The Ways and Means Committee is the key House committee for the FTA. The next Ways and Means Chair is likely to be Republican David Camp of Michigan, and he wants more on autos.
Camp and the current chair, Democrat Sander Levin (also from Michigan), released a short joint statement on the FTA Thursday:
Further negotiations will succeed only if South Korea adopts concrete steps to open its market to U.S. exports. While there are other unresolved issues, nowhere is this more evident than in the dangerously lopsided trade in automotive vehicles. In 2009 alone, South Korea exported more than 476,000 autos to the U.S. while fewer than 6,000 U.S. vehicles managed to get through Korean trade barriers. There is a basic principle at stake with a very practical impact on American jobs. When U.S. industry has the ability to compete, we can succeed. But we must insist on open, reliable access to another country’s market, as our market is open to their goods. It was essential for our government today to deliver a strong message by insisting on a two-way street for trade with South Korea. (Camp's website)

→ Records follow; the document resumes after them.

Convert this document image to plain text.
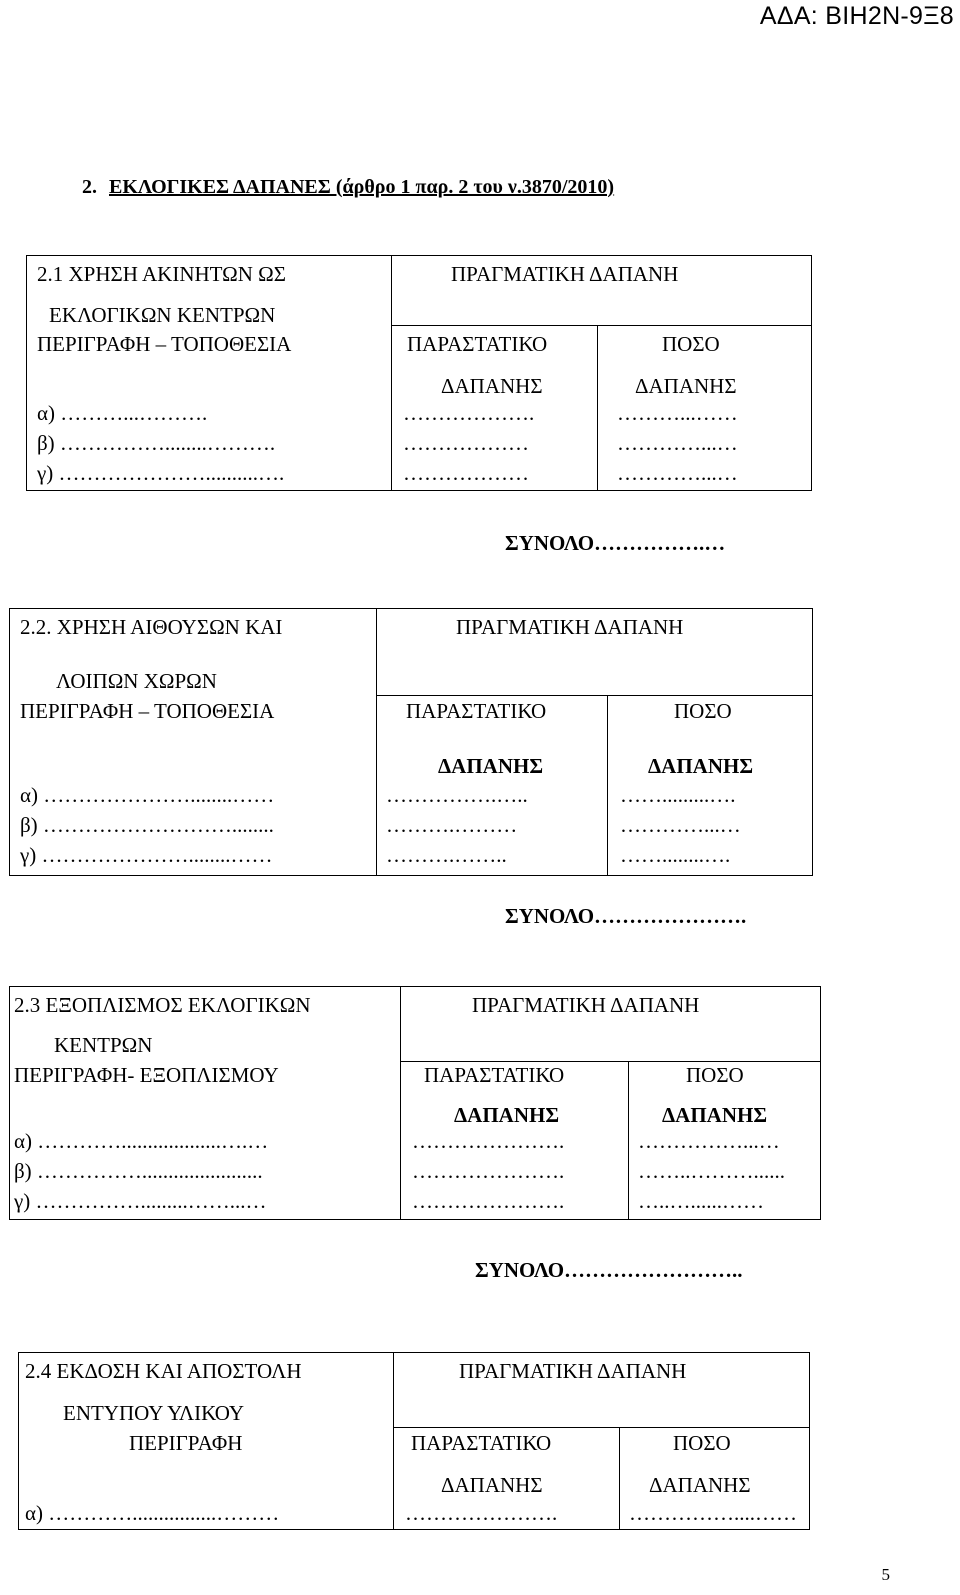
ΑΔΑ: ΒΙΗ2Ν-9Ξ8
2. ΕΚΛΟΓΙΚΕΣ ΔΑΠΑΝΕΣ (άρθρο 1 παρ. 2 του ν.3870/2010)
2.1 ΧΡΗΣΗ ΑΚΙΝΗΤΩΝ ΩΣ
ΕΚΛΟΓΙΚΩΝ ΚΕΝΤΡΩΝ
ΠΕΡΙΓΡΑΦΗ – ΤΟΠΟΘΕΣΙΑ
ΠΡΑΓΜΑΤΙΚΗ ΔΑΠΑΝΗ
ΠΑΡΑΣΤΑΤΙΚΟ
ΔΑΠΑΝΗΣ
ΠΟΣΟ
ΔΑΠΑΝΗΣ
α) ………...……….	……………….	………...……
β) ……………........……….	………………	…………...…
γ) …………………..........….	………………	…………...…
ΣΥΝΟΛΟ…………….…
2.2. ΧΡΗΣΗ ΑΙΘΟΥΣΩΝ ΚΑΙ
ΛΟΙΠΩΝ ΧΩΡΩΝ
ΠΕΡΙΓΡΑΦΗ – ΤΟΠΟΘΕΣΙΑ
ΠΡΑΓΜΑΤΙΚΗ ΔΑΠΑΝΗ
ΠΑΡΑΣΤΑΤΙΚΟ
ΔΑΠΑΝΗΣ
ΠΟΣΟ
ΔΑΠΑΝΗΣ
α) …………………........……	…………….…..	…….........….
β) ………………………........	……….………	…………...…
γ) …………………........……	……….……..	……........….
ΣΥΝΟΛΟ………………….
2.3 ΕΞΟΠΛΙΣΜΟΣ ΕΚΛΟΓΙΚΩΝ
ΚΕΝΤΡΩΝ
ΠΕΡΙΓΡΑΦΗ- ΕΞΟΠΛΙΣΜΟΥ
ΠΡΑΓΜΑΤΙΚΗ ΔΑΠΑΝΗ
ΠΑΡΑΣΤΑΤΙΚΟ
ΔΑΠΑΝΗΣ
ΠΟΣΟ
ΔΑΠΑΝΗΣ
α) …………...................….…	………………….	……………...…
β) …………….......................	………………….	……..………......
γ) …………….........……...…	………………….	…..…......……
ΣΥΝΟΛΟ……………………..
2.4 ΕΚΔΟΣΗ ΚΑΙ ΑΠΟΣΤΟΛΗ
ΕΝΤΥΠΟΥ ΥΛΙΚΟΥ
ΠΕΡΙΓΡΑΦΗ
ΠΡΑΓΜΑΤΙΚΗ ΔΑΠΑΝΗ
ΠΑΡΑΣΤΑΤΙΚΟ
ΔΑΠΑΝΗΣ
ΠΟΣΟ
ΔΑΠΑΝΗΣ
α) …………................………	………………….	……………....……
5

Kim Dixon and Doug Palmer quoted Camp to similar effect the day after the election:
"I think it's up to the Koreans to decide whether they really want to have an agreement or not," said Representative Dave Camp, who is expected to become chairman of the House of Representatives Ways and Means Committee next year.
"I think particularly in the auto sector, as well the beef sector, those have been the two problem areas that we need to see some progress in," Camp said.
Camp has just won his 11th term representing Michigan's Fourth Congressional District. The Fourth District includes central and northwest Michigan. This is rural and small town Michigan. "Visitors heading north from Lansing and Grand Rapids for summer fishing or winter skiing encounter the small towns dotting the landscape and sugar beets, red tart cherries, corn or potatoes growing in the fields. Agriculture, tourism, and recreation fuel a large portion of the area's economy." (Camp's website)
But as Dixon and Palmer note -
...Camp's stance on South Korea shows how important regional influences can be.
His home state of Michigan remains the heart of the U.S. auto industry and has the second highest unemployment rate in the country at 13 percent.